Ma l’obiettivo di rafforzare in tal modo la stabilità di governo sembra, per così dire, fuori portata per la semplice, ma decisiva considerazione che, tranne le crisi parlamentari del governo Prodi (1998 e 2008) e quella semiparlamentare del governo Conte I (dimessosi il 20 agosto 2019 a seguito della mozione di sfiducia, poi ritirata, della Lega per Salvini), tutte le crisi di governo sono state extraparlamentari, cioè insorte a seguito di dissociazioni di parte della maggioranza di governo, con conseguenti dimissioni spontanee del presidente del Consiglio. Sotto questo profilo dunque le disposizioni costituzionali proposte possono solo costituire un deterrente ragionevole alle crisi parlamentari, ma non a quelle extraparlamentari.

Invero, l’obiezione è ben presente agli autori del progetto i quali prevedono l’obbligatoria parlamentarizzazione delle crisi generate dalle dimissioni volontarie del presidente del Consiglio il quale, prima di rassegnarle al presidente della Repubblica, sarebbe obbligato a comunicarne le motivazioni al Parlamento in seduta comune. La parlamentarizzazione della crisi risponde senz’altro all’esigenza di renderne pubbliche le motivazioni.
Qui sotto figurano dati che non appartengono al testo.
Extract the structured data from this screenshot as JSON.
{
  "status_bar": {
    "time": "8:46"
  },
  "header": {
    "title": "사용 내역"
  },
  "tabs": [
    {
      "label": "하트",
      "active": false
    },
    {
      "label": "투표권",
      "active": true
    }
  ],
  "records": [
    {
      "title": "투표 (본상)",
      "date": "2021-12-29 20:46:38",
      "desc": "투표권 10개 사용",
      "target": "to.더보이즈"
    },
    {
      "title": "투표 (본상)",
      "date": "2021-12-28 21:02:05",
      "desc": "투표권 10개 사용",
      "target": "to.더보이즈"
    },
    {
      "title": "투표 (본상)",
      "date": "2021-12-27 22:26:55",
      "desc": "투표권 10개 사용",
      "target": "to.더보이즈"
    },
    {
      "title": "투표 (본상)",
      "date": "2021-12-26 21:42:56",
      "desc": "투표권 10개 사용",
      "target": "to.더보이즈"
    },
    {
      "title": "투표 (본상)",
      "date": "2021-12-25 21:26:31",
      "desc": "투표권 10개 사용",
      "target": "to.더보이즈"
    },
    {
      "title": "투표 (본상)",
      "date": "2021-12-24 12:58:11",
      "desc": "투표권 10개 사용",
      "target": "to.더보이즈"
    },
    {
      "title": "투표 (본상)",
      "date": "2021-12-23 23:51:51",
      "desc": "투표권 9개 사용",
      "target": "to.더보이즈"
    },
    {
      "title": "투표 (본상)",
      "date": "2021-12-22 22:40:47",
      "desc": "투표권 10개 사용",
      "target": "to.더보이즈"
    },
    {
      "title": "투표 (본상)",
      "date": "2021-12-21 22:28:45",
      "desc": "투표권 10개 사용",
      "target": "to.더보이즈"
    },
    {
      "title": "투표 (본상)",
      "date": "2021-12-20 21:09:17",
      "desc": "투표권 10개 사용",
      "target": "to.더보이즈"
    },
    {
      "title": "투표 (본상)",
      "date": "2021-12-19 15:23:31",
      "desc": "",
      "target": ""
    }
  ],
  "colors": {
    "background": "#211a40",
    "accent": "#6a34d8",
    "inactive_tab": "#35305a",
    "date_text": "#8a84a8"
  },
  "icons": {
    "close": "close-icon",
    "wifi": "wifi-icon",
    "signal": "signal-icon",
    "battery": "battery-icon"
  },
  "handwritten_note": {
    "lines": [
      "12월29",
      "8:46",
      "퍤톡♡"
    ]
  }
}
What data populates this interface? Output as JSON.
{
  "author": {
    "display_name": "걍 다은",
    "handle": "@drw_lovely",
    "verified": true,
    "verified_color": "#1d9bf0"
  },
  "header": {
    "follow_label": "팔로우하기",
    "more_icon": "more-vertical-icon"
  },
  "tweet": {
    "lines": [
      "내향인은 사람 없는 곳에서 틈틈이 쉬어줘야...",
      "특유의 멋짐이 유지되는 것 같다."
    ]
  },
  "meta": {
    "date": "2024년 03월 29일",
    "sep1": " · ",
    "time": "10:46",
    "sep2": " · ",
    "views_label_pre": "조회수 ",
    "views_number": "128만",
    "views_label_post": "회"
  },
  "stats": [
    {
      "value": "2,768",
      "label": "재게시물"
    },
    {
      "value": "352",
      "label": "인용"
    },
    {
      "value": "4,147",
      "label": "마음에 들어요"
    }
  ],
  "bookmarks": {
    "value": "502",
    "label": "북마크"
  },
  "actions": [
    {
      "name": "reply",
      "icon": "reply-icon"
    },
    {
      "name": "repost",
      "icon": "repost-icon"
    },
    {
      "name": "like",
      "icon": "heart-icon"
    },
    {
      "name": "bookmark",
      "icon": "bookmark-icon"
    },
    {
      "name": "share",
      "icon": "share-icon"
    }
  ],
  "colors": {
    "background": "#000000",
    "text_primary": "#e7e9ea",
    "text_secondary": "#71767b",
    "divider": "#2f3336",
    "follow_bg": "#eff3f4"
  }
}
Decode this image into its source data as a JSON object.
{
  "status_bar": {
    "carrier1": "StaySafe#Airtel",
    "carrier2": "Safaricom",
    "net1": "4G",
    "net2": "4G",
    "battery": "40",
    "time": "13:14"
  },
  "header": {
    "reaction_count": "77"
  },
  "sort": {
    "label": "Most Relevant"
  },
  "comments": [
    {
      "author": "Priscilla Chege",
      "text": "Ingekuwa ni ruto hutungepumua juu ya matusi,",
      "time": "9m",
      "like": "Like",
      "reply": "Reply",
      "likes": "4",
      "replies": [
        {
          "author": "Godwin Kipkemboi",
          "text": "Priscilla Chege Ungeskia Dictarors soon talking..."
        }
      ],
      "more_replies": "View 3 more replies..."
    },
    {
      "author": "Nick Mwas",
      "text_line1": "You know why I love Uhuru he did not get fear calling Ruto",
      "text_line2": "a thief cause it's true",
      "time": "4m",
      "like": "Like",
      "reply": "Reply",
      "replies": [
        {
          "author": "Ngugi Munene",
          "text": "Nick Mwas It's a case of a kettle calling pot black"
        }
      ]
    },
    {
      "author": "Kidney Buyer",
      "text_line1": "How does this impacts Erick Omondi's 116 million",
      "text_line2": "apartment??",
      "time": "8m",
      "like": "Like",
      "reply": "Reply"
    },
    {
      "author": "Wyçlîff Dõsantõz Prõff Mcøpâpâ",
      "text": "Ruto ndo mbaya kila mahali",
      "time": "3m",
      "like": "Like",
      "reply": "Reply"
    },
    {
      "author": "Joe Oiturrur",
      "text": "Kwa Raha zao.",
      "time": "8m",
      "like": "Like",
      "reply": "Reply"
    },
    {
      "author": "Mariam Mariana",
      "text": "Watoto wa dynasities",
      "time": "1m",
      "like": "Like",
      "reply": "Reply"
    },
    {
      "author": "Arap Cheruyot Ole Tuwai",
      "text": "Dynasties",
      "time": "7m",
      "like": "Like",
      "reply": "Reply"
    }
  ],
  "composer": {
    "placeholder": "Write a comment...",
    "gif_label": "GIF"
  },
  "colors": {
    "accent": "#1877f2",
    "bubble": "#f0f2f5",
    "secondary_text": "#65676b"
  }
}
Di contro è pur vero che talora questo pubblico passaggio parlamentare è stato evitato proprio per non acuire i motivi di contrasto tra le forze politiche di maggioranza in misura tale da rendere ancor più difficoltoso il compito del Presidente della Repubblica di nomina del nuovo esecutivo. Insomma, la parlamentarizzazione della crisi può risolversi in una forma di “accanimento terapeutico” inutile e anzi dannoso ai fini della prosecuzione della legislatura.

Tirando le somme, il progetto di riforma del Partito democratico va senz’altro nella condivisibile direzione di superare il bicameralismo paritario, concentrando le funzioni d’indirizzo politico non nella Camera dei deputati ma nel Parlamento in seduta comune. La coesistenza di tale terzo organo con le altre due camere pone però problemi di reciproco coordinamento che sono ovviamente non solo tecnici ma politici e che per questo potrebbero aggravare, anziché semplificare, il funzionamento delle nostre istituzioni di governo.